Victoire

Au premier jour de l'Automne, des hordes de paragéens se dressèrent au pied du Ben Telmn, le mont de l'ouest. Là, elles rencontrèrent les troupes septentriennes dans un combat titanesque. Nombreux furent les morts ce jour ci. La Pique Sanglante, elle, se rassasia du sang d'une centaine d'ennemis avant que son porteur ne tombe.
Au crépuscule, les légions de l'empire durent fuir en leur pays. Certains les pourchassèrent, mais Elhderic savait qu'il devait rester. Morkh l'appelait.

Il quitta ses habits de roi, et sa citadelle, bâtie par ses obligés des autres clans, en reconnaissance. Pour seul support, il accepta le soutien d'un bâton, ainsi que celui d'un berger de son clan. Tous deux escaladèrent la pente du Ben Morkh.
Ce que l'on sait de la fin de la légende nous vient du témoignage de celui-ci.

  La fin d'un Roi

Longtemps, le Roi et le berger marchèrent dans la montagne. Le vent ne les arrêtait pas. Au contraire, une douce brise semblait les pousser vers le sommet. Alors qu'ils arrivaient aux deux tiers de la montagne, une vision d'horreur apparut aux yeux du berger. Sur sept piques de fer étaient empalées les têtes des Filles Rouges, gelées par le froid mais sinon en tout point semblables au jour où Elhderic les avait rencontrées.
De stupeur, le berger lâcha la main de son maître, lequel continua à avancer.

 

Immédiatement, la brume se leva et sépara les deux hommes, alors qu'une bourrasque repoussait le jeune homme.
Alors qu'il le forçait à redescendre, le vent lui parla.
Le vent lui dit de retourner voir les tribus des Parages, les dignes fils de Morkh. Il lui dit que Morkh était un dieu glacé, ne s'intéressant pas à ce qui motive les mortels, et que les charmes
des Filles Rouges n'avaient eu aucun attrait pour lui. Par contre il avait aimé la bravoure de cet homme, qui avait défié les lois de ses ancêtres pour vaincre ses ennemis. En cela, il avait honoré l'esprit du défi, et il avait plu à Morkh, aussi Morkh avait-il étendu sa bénédiction sur lui.
Par contre que cet homme demeure Roi, il ne pouvait le permettre, car de l'unité venait la sécurité, et de la sécurité la faiblesse. Morkh venait donc de reprendre la vie qu'il lui avait prêtée pendant un an.

Le berger relata donc son message aux clans assemblés dans l'attente de leur Roi.
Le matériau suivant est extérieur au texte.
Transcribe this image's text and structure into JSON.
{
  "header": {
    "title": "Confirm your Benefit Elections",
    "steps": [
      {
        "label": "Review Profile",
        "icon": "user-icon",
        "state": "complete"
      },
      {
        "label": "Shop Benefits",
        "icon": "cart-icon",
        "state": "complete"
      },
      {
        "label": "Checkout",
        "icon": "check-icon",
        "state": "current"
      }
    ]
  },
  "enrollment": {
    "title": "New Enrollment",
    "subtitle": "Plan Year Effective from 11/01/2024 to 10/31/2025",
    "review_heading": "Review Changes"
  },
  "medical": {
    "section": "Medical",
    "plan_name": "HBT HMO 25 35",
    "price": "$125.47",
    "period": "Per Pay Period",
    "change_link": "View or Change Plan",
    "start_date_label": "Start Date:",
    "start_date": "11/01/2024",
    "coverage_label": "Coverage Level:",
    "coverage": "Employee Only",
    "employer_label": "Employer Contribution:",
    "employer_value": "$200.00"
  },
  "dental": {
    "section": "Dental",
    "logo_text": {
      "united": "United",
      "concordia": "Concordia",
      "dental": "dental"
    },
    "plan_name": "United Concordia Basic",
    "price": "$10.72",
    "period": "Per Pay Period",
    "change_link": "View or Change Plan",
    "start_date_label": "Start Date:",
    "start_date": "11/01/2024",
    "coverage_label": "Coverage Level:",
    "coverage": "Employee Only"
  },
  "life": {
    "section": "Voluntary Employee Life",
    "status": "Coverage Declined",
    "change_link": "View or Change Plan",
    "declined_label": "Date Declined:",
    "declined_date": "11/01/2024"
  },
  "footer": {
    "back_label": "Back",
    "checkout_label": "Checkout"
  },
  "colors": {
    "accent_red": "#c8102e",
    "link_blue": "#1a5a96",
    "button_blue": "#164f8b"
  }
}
Il leur dit que Morkh leur pardonnait cette union dérisoire, et qu'en temps de danger, de telles alliances seraient autorisées en l'honneur d'Elhderic, si les hommes pouvaient une nouvelle fois réunir les sangs des champions sur une pique de guerre. Le premier et dernier Roi des Parages n'était plus. Les tribus se dispersèrent, confiantes dans le fait que la faveur de Morkh restait leur.

Pour autant, les dix hivers qui suivirent furent les plus durs que les Parages aient connus.